Metadata-Version: 2.1
Name: hdx-scraper-geonode
Version: 1.1.4
Summary: HDX Python generic geonode scraper
Home-page: https://github.com/OCHA-DAP/hdx-scraper-geonode
Author: Michael Rans
Author-email: rans@email.com
License: MIT
Keywords: HDX,scraper,geonode
Platform: UNKNOWN
Classifier: Development Status :: 5 - Production/Stable
Classifier: Intended Audience :: Developers
Classifier: Natural Language :: English
Classifier: License :: OSI Approved :: MIT License
Classifier: Operating System :: OS Independent
Classifier: Programming Language :: Python
Classifier: Programming Language :: Python :: 2.7
Classifier: Programming Language :: Python :: 3
Classifier: Topic :: Software Development :: Libraries :: Python Modules
Description-Content-Type: text/markdown
Requires-Dist: python-slugify
Requires-Dist: hdx-python-api (>=3.9.5)

[![Build Status](https://travis-ci.org/OCHA-DAP/hdx-scraper-geonode.svg?branch=master&ts=1)](https://travis-ci.org/OCHA-DAP/hdx-scraper-geonode) [![Coverage Status](https://coveralls.io/repos/github/OCHA-DAP/hdx-scraper-geonode/badge.svg?branch=master&ts=1)](https://coveralls.io/github/OCHA-DAP/hdx-scraper-geonode?branch=master)

The HDX Scraper Geonode Library enables easy building of scrapers for extracting data 
from geonode servers. 

## Usage

The library has detailed API documentation which can be found
here: <http://ocha-dap.github.io/hdx-scraper-geonode/>. The code for the
library is here: <https://github.com/ocha-dap/hdx-scraper-geonode>.

## GeoNodeToHDX Class

You should create an object of the GeoNodeToHDX class:

    geonodetohdx = GeoNodeToHDX('https://geonode.wfp.org', downloader)
    geonodetohdx = GeoNodeToHDX('https://geonode.themimu.info', downloader)

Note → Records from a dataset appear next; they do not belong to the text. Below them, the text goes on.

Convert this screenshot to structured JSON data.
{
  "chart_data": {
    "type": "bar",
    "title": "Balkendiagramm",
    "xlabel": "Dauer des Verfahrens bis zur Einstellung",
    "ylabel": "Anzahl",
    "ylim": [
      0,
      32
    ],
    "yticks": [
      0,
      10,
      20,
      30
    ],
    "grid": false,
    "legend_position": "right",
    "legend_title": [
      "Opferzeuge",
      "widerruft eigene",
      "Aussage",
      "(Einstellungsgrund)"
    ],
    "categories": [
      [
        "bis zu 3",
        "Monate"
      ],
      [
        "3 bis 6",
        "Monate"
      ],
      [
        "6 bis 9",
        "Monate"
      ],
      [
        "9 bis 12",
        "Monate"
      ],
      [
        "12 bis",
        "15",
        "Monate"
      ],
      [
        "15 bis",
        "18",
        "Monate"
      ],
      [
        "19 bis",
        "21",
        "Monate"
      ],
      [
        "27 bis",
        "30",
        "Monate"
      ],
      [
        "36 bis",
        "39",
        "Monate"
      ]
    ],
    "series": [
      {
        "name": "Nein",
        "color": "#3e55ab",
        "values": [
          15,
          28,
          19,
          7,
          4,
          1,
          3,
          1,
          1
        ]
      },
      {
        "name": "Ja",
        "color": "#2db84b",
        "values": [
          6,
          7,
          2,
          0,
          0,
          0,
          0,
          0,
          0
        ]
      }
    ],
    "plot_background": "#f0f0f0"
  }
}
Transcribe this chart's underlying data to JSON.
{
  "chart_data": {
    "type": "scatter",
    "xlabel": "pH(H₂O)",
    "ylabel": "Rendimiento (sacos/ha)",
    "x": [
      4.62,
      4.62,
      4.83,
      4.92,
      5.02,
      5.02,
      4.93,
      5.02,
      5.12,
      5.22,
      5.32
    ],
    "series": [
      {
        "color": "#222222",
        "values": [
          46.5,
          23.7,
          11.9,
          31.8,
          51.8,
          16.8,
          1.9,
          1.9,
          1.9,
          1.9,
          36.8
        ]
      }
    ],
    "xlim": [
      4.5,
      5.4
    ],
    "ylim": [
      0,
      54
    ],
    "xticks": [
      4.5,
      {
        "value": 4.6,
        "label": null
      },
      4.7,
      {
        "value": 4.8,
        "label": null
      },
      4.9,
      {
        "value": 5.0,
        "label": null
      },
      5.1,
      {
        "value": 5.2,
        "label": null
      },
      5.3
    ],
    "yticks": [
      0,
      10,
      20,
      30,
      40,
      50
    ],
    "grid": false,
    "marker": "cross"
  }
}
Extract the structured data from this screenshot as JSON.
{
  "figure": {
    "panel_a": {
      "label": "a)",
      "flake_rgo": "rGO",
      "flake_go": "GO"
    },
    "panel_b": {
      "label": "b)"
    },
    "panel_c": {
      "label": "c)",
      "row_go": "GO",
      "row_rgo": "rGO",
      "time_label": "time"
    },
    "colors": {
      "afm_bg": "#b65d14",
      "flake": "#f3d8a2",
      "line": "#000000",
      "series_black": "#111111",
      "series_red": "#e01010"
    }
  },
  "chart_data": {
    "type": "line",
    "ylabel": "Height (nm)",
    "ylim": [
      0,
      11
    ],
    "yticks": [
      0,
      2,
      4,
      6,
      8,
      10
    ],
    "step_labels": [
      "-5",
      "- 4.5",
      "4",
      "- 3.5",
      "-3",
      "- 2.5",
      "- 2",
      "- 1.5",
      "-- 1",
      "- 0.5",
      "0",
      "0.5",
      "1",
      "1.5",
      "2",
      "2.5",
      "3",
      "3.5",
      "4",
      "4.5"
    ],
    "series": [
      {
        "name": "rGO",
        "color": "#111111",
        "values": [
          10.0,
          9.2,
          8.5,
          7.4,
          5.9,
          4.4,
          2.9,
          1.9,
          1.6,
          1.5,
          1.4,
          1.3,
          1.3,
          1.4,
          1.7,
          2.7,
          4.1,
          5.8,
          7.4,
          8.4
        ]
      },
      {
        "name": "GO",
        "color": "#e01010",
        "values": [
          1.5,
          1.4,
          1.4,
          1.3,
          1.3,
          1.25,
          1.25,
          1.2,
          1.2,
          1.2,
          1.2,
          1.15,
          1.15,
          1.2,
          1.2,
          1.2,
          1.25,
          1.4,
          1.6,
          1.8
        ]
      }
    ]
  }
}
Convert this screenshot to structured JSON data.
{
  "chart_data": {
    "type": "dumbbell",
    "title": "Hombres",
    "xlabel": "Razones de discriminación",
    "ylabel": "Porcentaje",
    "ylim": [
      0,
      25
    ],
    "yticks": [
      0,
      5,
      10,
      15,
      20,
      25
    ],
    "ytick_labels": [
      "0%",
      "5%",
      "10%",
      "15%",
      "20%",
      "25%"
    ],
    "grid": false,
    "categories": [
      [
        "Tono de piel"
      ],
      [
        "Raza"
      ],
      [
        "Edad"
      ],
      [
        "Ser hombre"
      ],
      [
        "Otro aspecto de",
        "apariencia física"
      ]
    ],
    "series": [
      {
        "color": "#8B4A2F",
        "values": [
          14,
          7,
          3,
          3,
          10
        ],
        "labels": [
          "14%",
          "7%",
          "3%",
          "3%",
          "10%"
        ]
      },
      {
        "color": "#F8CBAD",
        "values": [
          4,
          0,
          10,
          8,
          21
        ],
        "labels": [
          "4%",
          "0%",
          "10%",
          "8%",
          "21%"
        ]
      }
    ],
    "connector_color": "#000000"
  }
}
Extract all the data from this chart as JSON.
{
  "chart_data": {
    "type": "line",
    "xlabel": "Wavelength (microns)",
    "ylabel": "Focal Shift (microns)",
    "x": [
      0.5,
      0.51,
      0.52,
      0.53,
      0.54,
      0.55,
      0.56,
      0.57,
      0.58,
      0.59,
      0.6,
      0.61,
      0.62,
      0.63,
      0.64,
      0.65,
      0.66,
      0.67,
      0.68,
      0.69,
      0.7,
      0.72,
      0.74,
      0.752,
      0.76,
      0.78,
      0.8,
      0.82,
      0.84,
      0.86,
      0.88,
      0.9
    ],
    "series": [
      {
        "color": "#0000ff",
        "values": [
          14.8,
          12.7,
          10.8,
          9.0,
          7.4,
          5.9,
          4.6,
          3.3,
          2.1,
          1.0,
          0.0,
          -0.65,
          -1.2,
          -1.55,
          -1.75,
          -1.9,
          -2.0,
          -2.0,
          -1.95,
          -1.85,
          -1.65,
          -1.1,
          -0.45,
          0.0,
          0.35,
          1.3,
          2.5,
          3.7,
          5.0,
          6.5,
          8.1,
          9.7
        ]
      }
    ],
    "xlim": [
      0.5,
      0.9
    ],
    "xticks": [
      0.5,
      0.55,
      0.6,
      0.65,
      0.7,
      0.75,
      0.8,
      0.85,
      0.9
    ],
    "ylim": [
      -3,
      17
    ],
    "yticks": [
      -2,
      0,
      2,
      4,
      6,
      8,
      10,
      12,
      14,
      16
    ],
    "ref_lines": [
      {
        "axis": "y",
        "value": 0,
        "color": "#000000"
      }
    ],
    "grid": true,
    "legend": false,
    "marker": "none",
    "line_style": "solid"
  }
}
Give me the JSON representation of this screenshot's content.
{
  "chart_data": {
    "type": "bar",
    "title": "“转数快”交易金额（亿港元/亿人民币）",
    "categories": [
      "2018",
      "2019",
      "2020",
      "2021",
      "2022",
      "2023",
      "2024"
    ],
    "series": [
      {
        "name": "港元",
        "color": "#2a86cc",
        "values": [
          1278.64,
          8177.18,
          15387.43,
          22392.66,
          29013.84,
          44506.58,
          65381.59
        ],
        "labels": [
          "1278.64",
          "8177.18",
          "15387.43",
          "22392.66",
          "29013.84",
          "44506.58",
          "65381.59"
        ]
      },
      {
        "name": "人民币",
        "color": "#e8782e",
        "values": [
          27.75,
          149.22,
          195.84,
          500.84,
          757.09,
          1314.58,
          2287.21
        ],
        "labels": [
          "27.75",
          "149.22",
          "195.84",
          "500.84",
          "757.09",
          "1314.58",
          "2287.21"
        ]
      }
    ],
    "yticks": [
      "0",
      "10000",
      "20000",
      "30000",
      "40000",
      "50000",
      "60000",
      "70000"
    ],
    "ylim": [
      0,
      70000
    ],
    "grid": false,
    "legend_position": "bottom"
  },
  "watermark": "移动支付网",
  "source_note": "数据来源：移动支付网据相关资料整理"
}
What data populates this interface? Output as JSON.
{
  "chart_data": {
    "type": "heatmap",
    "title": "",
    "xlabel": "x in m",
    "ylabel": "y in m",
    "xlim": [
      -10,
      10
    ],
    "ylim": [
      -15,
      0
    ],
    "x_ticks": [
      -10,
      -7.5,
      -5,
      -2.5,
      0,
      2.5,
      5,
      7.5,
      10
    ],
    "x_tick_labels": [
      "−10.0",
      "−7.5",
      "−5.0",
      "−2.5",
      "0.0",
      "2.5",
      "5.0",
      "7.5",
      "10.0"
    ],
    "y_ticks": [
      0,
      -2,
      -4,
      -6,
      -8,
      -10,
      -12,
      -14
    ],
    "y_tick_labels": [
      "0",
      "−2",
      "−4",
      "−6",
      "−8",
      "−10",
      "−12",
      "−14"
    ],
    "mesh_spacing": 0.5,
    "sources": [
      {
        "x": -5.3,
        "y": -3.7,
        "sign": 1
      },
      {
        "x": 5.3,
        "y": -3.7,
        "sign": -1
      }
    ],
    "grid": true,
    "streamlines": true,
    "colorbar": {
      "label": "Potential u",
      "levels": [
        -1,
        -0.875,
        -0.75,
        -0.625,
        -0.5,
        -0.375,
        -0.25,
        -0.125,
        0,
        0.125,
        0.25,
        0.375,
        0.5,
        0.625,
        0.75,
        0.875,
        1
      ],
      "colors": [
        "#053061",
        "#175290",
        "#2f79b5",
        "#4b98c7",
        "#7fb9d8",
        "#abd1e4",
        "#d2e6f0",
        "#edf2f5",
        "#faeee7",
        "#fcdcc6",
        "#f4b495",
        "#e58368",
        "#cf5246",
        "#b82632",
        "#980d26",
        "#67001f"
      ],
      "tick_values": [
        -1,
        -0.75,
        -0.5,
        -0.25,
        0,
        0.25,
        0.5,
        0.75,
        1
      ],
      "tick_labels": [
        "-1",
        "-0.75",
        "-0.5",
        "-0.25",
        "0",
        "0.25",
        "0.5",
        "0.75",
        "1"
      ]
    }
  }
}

It has high level methods generate_datasets_and_showcases and 
delete_other_datasets:

    # generate datasets and showcases reading country and layer information from the GeoNode
    datasets = generate_datasets_and_showcases('maintainerid', 'orgid', 'orgname', updatefreq='Adhoc', 
                                               subnational=True)
    # generate datasets and showcases reading layer information ignoring region (country) in layers call
    countrydata = {'iso3': 'MMR', 'name': 'Myanmar', 'layers': None}
    datasets = generate_datasets_and_showcases('maintainerid', 'orgid', 'orgname', updatefreq='Adhoc', 
                                               subnational=True, countrydata=countrydata)
    # delete any datasets and associated showcases from HDX that are not in the list datasets
    # (assuming matching organisation id, maintainer id and geonode url in the resource url)
    delete_other_datasets(datasets)

If you need more fine grained control, it has low level methods
get_locationsdata, get_layersdata, generate_dataset_and_showcase:

    # get countries where count > 0
    countries = geonodetohdx.get_countries(use_count=True)
    # get layers for country with ISO 3 code SDN
    layers = geonodetohdx.get_layers(countryiso='SDN')
    # get layers for all countries
    layers = get_layers(countryiso=None)

There are default terms to be ignored and mapped. These can be overridden by
creating a YAML configuration with the new configuration in this format:

    ignore_data:
      - deprecated

    category_mapping:
      Elevation: 'elevation - topography - altitude'
      'Inland Waters': river

    titleabstract_mapping:
      bridges:
        - bridges
        - transportation
        - 'facilities and infrastructure'
      idp:
        camp:
          - 'displaced persons locations - camps - shelters'
          - 'internally displaced persons - idp'
        else:
          - 'internally displaced persons - idp'

ignore_data are any terms in the abstract that mean that the dataset 
should not be added to HDX.

category_mapping are mappings from the category field category__gn_description 
to HDX metadata tags.

titleabstract_mapping are mappings from terms in the title or abstract to 
HDX metadata tags.

For more fine grained tuning of these, you retrieve the dictionaries and
manipulate them directly:

    geonodetohdx = GeoNodeToHDX('https://geonode.wfp.org', downloader)
    ignore_data = geonodetohdx.get_ignore_data() 
    category_mapping = geonodetohdx.get_category_mapping() 
    titleabstract_mapping = geonodetohdx.get_titleabstract_mapping()